UK Foreign Secretary Dominic Raab has accused China of violating a bilateral treaty on Hong Kong after it allowed the unseating of city lawmakers. The British government is now considering sanctions.
Beijing’s authorization of the expulsion of elected legislators from Hong Kong’s parliament constitutes “a clear breach” of the 1984 joint UK-China declaration, Raab said.
According to the document, Hong Kong would maintain a “high degree” of autonomy in its domestic affairs. This was a key condition under which the UK returned the city, its colony at the time, to China in 1997.

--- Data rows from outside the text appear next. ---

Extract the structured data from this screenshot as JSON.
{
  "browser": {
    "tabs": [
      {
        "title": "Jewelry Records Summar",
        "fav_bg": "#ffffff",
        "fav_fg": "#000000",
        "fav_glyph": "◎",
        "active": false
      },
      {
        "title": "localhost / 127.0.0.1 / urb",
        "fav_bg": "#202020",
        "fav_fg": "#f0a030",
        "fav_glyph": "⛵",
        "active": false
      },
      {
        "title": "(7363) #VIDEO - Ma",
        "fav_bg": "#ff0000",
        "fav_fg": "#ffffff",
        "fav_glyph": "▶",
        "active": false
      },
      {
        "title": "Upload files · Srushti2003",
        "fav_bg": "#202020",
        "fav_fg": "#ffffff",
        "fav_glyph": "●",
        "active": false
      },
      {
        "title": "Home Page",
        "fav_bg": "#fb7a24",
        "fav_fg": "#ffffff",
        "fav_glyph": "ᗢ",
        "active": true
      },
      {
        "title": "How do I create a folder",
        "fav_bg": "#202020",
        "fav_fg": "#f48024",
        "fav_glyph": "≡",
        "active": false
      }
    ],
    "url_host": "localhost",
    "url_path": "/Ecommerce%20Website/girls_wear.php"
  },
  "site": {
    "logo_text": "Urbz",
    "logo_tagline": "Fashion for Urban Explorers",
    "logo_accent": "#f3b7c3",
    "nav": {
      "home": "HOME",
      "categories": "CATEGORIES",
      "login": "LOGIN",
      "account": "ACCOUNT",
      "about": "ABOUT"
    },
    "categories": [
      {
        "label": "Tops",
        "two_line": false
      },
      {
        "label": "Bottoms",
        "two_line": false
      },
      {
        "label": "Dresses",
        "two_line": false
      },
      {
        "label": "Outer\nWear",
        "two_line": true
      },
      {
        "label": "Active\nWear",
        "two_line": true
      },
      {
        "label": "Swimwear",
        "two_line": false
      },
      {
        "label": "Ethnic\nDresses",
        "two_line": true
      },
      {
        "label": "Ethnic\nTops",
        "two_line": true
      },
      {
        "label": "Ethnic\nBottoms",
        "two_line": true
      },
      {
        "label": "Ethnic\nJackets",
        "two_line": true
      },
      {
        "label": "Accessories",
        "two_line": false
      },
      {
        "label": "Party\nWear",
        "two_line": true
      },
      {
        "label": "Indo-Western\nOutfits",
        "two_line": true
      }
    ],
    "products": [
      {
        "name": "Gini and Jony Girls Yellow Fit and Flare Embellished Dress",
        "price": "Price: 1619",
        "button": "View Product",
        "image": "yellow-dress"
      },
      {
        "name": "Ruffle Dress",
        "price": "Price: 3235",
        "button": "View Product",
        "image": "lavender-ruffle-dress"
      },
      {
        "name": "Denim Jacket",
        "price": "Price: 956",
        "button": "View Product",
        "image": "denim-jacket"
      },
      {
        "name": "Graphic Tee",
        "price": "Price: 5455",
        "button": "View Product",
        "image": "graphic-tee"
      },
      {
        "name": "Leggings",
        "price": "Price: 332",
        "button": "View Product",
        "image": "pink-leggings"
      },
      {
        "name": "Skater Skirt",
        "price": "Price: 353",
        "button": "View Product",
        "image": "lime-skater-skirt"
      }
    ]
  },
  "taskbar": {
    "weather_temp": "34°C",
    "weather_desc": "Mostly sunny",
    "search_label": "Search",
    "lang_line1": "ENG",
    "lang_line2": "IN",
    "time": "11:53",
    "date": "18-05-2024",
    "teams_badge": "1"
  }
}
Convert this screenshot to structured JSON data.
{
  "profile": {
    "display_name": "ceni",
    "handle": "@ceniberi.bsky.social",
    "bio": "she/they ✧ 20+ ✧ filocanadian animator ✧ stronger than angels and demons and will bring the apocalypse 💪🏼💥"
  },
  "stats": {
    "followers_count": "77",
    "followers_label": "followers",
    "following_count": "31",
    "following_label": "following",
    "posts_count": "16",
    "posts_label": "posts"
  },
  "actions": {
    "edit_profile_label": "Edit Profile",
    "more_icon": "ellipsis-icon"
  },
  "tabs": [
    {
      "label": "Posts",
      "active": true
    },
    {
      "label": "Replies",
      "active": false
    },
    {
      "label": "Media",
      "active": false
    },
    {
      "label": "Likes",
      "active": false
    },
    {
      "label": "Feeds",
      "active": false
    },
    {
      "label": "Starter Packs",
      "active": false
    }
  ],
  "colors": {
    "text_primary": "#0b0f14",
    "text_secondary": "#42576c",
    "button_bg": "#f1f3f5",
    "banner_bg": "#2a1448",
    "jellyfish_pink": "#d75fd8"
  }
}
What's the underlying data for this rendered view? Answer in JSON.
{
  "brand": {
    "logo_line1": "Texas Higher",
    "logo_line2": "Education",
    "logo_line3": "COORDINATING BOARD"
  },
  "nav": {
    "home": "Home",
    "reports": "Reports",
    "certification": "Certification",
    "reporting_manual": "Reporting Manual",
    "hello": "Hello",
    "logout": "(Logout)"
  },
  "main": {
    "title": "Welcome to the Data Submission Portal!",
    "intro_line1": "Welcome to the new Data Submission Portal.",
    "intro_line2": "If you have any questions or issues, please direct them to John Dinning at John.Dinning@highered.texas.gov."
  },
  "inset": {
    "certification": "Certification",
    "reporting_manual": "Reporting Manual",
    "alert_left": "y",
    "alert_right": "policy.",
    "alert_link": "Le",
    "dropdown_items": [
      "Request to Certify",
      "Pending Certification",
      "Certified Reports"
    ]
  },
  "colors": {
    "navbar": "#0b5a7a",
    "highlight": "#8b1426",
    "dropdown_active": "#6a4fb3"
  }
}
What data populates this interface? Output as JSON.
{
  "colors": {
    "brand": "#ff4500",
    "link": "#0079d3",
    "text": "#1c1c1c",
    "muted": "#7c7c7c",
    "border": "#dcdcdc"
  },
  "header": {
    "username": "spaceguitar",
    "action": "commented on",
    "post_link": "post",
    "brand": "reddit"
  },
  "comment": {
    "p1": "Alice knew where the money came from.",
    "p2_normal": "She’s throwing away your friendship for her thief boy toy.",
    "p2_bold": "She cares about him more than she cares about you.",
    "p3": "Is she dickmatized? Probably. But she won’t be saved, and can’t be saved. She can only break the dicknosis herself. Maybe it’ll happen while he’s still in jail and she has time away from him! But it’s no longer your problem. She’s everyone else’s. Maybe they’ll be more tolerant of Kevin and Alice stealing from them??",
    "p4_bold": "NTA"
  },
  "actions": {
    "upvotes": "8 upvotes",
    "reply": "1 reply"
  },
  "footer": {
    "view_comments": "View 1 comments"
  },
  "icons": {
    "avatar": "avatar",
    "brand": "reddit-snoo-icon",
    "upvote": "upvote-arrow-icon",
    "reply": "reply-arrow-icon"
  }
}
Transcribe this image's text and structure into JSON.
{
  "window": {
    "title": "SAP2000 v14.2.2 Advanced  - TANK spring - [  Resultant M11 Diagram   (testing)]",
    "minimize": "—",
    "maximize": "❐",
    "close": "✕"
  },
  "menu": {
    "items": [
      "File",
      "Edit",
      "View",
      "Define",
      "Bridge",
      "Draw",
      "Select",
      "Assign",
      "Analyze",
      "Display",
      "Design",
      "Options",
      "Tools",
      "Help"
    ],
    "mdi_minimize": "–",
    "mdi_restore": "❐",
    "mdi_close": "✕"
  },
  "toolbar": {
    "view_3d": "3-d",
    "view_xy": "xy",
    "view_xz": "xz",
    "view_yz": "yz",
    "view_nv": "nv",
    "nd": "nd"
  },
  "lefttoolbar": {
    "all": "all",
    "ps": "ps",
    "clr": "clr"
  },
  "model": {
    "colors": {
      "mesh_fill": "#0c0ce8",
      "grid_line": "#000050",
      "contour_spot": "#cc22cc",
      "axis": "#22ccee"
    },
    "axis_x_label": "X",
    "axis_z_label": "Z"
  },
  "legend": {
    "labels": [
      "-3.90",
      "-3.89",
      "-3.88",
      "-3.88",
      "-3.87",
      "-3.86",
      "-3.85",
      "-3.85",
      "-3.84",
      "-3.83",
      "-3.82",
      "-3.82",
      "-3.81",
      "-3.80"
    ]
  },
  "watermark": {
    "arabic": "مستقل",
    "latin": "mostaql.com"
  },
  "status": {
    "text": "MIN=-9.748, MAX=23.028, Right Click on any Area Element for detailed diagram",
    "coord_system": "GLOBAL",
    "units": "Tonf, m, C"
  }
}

“The UK will stand up for the people of Hong Kong, and call out violations of their rights and freedoms. With our international partners, we will hold China to the obligations it freely assumed under international law,” Raab said.
The UK’s Foreign Office stated that China previously violated the same pact in 2016 and last year when it passed a law that was aimed at maintaining security in Hong Kong and criticized by local activists.
It added that the actions against the legislators were “part of a pattern apparently designed to harass and stifle all voices critical of China’s policies.”
Minister of State for Asia Nigel Adams said that the government will consider targeting Chinese officials under a “Magnitsky-style sanctions regime,” referring to a US law which allows for blacklisting foreigners accused of human rights violations.
On Wednesday, China’s top legislature in Beijing passed a resolution that gave Hong Kong’s government power to immediately expel individual members of the city’s Legislative Council accused of promoting independence from China and inviting foreign meddling.
Four opposition MPs were ousted the same day. Fifteen remaining opposition lawmakers jointly resigned in protest, arguing that the dismissal of their colleagues was undemocratic and had violated local laws. The head of the city’s government, Carrie Lam, meanwhile, insisted that the move was legal and necessary.
Beijing has long been accusing foreign countries of stoking protests and inciting riots in Hong Kong. Chinese Foreign Ministry spokesperson Wang Wenbin told reporters that giving the city government powers to unseat MPs it deemed disloyal was necessary to uphold the rule of law and maintain security.
On Thursday, China’s agency responsible for Hong Kong affairs blasted the mass resignation of opposition MPs as a “farce” which highlighted how some lawmakers “disregard citizens for their own political interests.”
“It shows their stubbornly confrontational attitude against the central government,” the statement read.